Extreme Programming is a methodology that is very simply to explain. Through the focus on the details, a bigger picture will emerge, where you will be able to see the principles and the values. Each of the practices of Extreme Programming will be discussed briefly. Long enough to give you a good global overview, but only just long enough to leave you with a lot of questions.
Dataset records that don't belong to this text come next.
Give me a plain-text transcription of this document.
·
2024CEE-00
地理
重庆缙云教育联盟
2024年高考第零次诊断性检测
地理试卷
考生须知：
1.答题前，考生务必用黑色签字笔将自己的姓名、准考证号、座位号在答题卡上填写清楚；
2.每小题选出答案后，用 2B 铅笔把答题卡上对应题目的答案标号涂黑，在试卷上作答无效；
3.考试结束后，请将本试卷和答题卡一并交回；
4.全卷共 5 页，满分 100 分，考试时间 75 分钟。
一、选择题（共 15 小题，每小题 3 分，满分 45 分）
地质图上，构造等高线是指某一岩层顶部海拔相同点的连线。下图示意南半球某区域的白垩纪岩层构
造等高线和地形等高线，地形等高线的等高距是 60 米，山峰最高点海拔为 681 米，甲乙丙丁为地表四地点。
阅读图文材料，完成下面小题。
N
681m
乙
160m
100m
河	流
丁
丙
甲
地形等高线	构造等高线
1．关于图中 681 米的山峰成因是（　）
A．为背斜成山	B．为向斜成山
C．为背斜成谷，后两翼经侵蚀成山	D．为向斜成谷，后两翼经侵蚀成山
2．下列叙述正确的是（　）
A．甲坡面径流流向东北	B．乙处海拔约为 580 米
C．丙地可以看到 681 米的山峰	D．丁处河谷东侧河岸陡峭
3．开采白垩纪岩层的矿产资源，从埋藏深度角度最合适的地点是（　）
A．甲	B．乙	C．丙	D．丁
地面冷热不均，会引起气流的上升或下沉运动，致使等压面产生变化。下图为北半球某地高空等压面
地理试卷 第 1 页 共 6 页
They handed out a handout with a schematic overview of the loops. I found the same picture here and used it for this post.

The release loop:
On-site Cusomer + Stories
- Trust and decisions;
- Collaboration;
- Stories including business value and dev. points;
- Communication.
Small Releases + Planning game
- You can not predict the future;
- Feedback and steering;
- Deliver value early and often.
The team loop:
Sustainable Pace + Daily Standup Meeting
- No student syndrome;
- For all involved;
- Respect for people;
- Daily standup (15 min);
- Small steps.
Open Workspace
- 1 team, 1 room;
- Self organizing teams (need coaching in the beginning).
Metaphor
- Shared vision;
- Team == product.
The coding loop:
Pair programming
- Switch keyboard ! (max 30 min/person);
- Talk ALL the time;
- In long term its faster an higher quality;
- Continuous learning;
- Truck number should be high. (How many team members can you afford to lose?)
Unit tests!!
- Quality of work;
- Test driven design/development;
- Technical Excellence.
Refactoring
- Keeping code clean;
- KISS (Keep It Simple, Stupid) for simplicity.
Continuous Integration
- ALWAYS!;
- To avoid 90% ready;
- Be in control.
Collective code ownership
- Everybody can change everything anytime…..as long as you follow the team rules;
- Trust.
Acceptance tests
- DoD (Definition of Done);
- Write this on back of the story index card (by the testers);
- Working software is a measure of progress (Velocity of the team).
Retrospective (not on the diagram, but important)
- Improve yourself;
- Prepare for the next release;
- Team comes up with it;
- Continuous improvement;
- So now and then with bigger team (team + Infra, product owner, dba etc);
- Listen to the team;
- Let the team try things.
For more info about Extreme Programming: http://www.extremeprogramming.org



Artem | December 28th, 2008 @ 22:59 |
Funny coincidence. Just two days ago I was giving a presentation on Agile to students in my Alma Mater and one of the points were the 3 levels of feedback loops built into Scrum
From a helicopter height of abstraction, Agile often looks as little more that a powerful experimentation framework with plenty of feedback loops here and there.